The noble, elegant ways of the region’s Uygur people also inspired his designs as he sat down at his drafting table.

But Li’s costumes were crafted with more than just visual appeal in mind. They were also envisioned as functional pieces that would allow for — and accentuate — the movements of the dancers on stage.

Such concerns, Li stresses, mark a key difference between fashion and costume design. Sometimes the most beautiful parts of a custom are only visible when a dancer jumps, spins or kicks, he adds. Even then, such details might only be meaningful to an audience when dozens of dancers are performing together.

For example, one set of costumes in the show features yellow-to-white gradient silk. When the dancers wave their arms together, their costumes represent the sun reflecting on Tianchi, an alpine lake in Xinjiang.

“It’s important for a costume designer to understand lighting, music and most importantly, dancing. I was a ballet dancer for many years, and by knowing the range of each dance movement I know how to make the dancers look glamorous,” Li explains.

In another example, Li mentions the huxuan dance, a type of spinning dance which originated in the West and then traveled to Xinjiang via the Silk Road. Those performing this dance wear a costume made with red-to-orange color.

“It’s an old feminine dance that’s very sexy and casual, so I gave the dresses a rose-to-red-orange gradient, with flower textured decoration and irregular fabric folds,” Li adds.

Family matters

Li has spend more than 20 years designing costumes, most of which are for classical Chinese female characters — including Yang Guifei, one of the four beauties in ancient China; Bai Suzhen, a figure in Chinese mythology; and Wan Rong, the last empress of China.

For Li though, the most important Chinese woman is his mother, who first encouraged his love for the stage.

“My mom has an inherent love for beauty. She’s dedicated to braiding her hair in different styles. When I was three, she always asked me whether she looked beautiful,” Li recalls.

In his answers, he says, he would always include a complement about her outfit. “She always praised me and recognized my taste. I felt encouraged and became more interested in dress and styling. After she took me to watch Sichuan opera, I started trying to apply opera makeup on my sister’s face and dreamt of the stage,” Li says.

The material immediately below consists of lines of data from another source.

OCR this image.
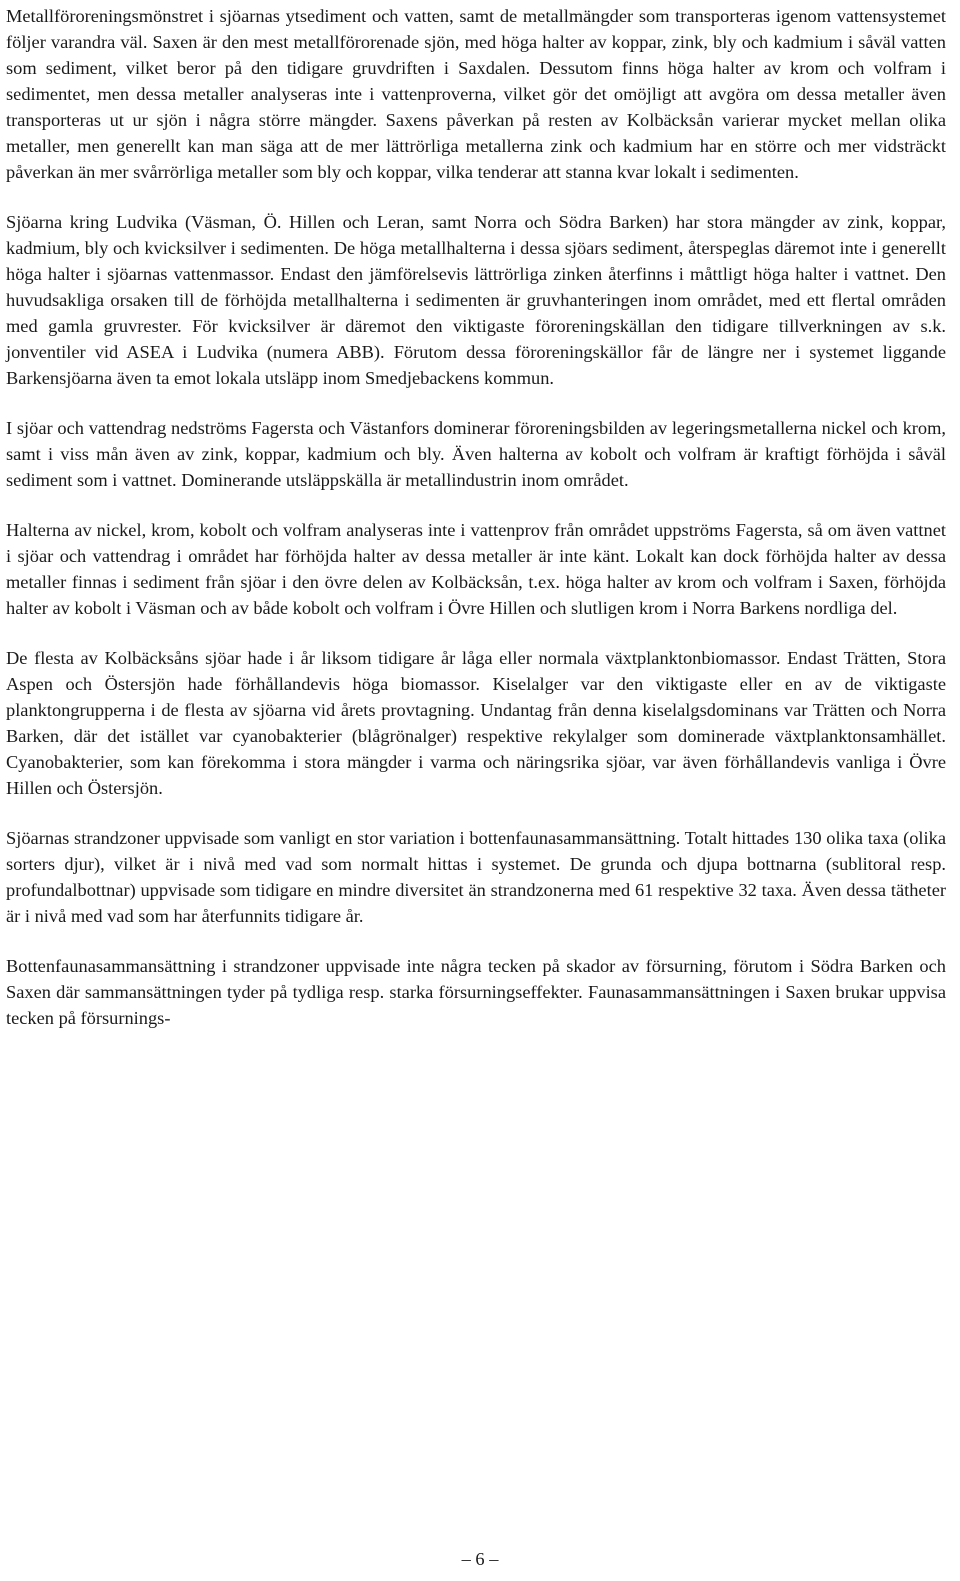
Metallföroreningsmönstret i sjöarnas ytsediment och vatten, samt de metallmängder som transporteras igenom vattensystemet följer varandra väl. Saxen är den mest metallförorenade sjön, med höga halter av koppar, zink, bly och kadmium i såväl vatten som sediment, vilket beror på den tidigare gruvdriften i Saxdalen. Dessutom finns höga halter av krom och volfram i sedimentet, men dessa metaller analyseras inte i vattenproverna, vilket gör det omöjligt att avgöra om dessa metaller även transporteras ut ur sjön i några större mängder. Saxens påverkan på resten av Kolbäcksån varierar mycket mellan olika metaller, men generellt kan man säga att de mer lättrörliga metallerna zink och kadmium har en större och mer vidsträckt påverkan än mer svårrörliga metaller som bly och koppar, vilka tenderar att stanna kvar lokalt i sedimenten.

Sjöarna kring Ludvika (Väsman, Ö. Hillen och Leran, samt Norra och Södra Barken) har stora mängder av zink, koppar, kadmium, bly och kvicksilver i sedimenten. De höga metallhalterna i dessa sjöars sediment, återspeglas däremot inte i generellt höga halter i sjöarnas vattenmassor. Endast den jämförelsevis lättrörliga zinken återfinns i måttligt höga halter i vattnet. Den huvudsakliga orsaken till de förhöjda metallhalterna i sedimenten är gruvhanteringen inom området, med ett flertal områden med gamla gruvrester. För kvicksilver är däremot den viktigaste föroreningskällan den tidigare tillverkningen av s.k. jonventiler vid ASEA i Ludvika (numera ABB). Förutom dessa föroreningskällor får de längre ner i systemet liggande Barkensjöarna även ta emot lokala utsläpp inom Smedjebackens kommun.

I sjöar och vattendrag nedströms Fagersta och Västanfors dominerar föroreningsbilden av legeringsmetallerna nickel och krom, samt i viss mån även av zink, koppar, kadmium och bly. Även halterna av kobolt och volfram är kraftigt förhöjda i såväl sediment som i vattnet. Dominerande utsläppskälla är metallindustrin inom området.

Halterna av nickel, krom, kobolt och volfram analyseras inte i vattenprov från området uppströms Fagersta, så om även vattnet i sjöar och vattendrag i området har förhöjda halter av dessa metaller är inte känt. Lokalt kan dock förhöjda halter av dessa metaller finnas i sediment från sjöar i den övre delen av Kolbäcksån, t.ex. höga halter av krom och volfram i Saxen, förhöjda halter av kobolt i Väsman och av både kobolt och volfram i Övre Hillen och slutligen krom i Norra Barkens nordliga del.

De flesta av Kolbäcksåns sjöar hade i år liksom tidigare år låga eller normala växtplanktonbiomassor. Endast Trätten, Stora Aspen och Östersjön hade förhållandevis höga biomassor. Kiselalger var den viktigaste eller en av de viktigaste planktongrupperna i de flesta av sjöarna vid årets provtagning. Undantag från denna kiselalgsdominans var Trätten och Norra Barken, där det istället var cyanobakterier (blågrönalger) respektive rekylalger som dominerade växtplanktonsamhället. Cyanobakterier, som kan förekomma i stora mängder i varma och näringsrika sjöar, var även förhållandevis vanliga i Övre Hillen och Östersjön.

Sjöarnas strandzoner uppvisade som vanligt en stor variation i bottenfaunasammansättning. Totalt hittades 130 olika taxa (olika sorters djur), vilket är i nivå med vad som normalt hittas i systemet. De grunda och djupa bottnarna (sublitoral resp. profundalbottnar) uppvisade som tidigare en mindre diversitet än strandzonerna med 61 respektive 32 taxa. Även dessa tätheter är i nivå med vad som har återfunnits tidigare år.

Bottenfaunasammansättning i strandzoner uppvisade inte några tecken på skador av försurning, förutom i Södra Barken och Saxen där sammansättningen tyder på tydliga resp. starka försurningseffekter. Faunasammansättningen i Saxen brukar uppvisa tecken på försurnings-

– 6 –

Li later left Sichuan to study stage art at the Shanghai Theater Academy.

“During my early years in Shanghai, I studied and enjoyed painting — especially painting the beauties. I was into Western women with chiseled feature. Regretfully, China at that time was not as opened as today. The only models I could find with Western faces were girls from Xinjiang. In some ways, this show here in Xinjiang is a dream come true,” the master costume-maker says.

In 1988, he went to Japan to study fashion, becoming one of the first oversea Chinese students in the country after the founding of the People’s Republic of China.

Li identifies Japanese culture as another influence, particularly its attention to detail. Issey Miyake, the godfather of Japanese fashion, is one of his idols. The Japanese passion for art, he says, has also forced him to live each day of his creative life to the absolute fullest.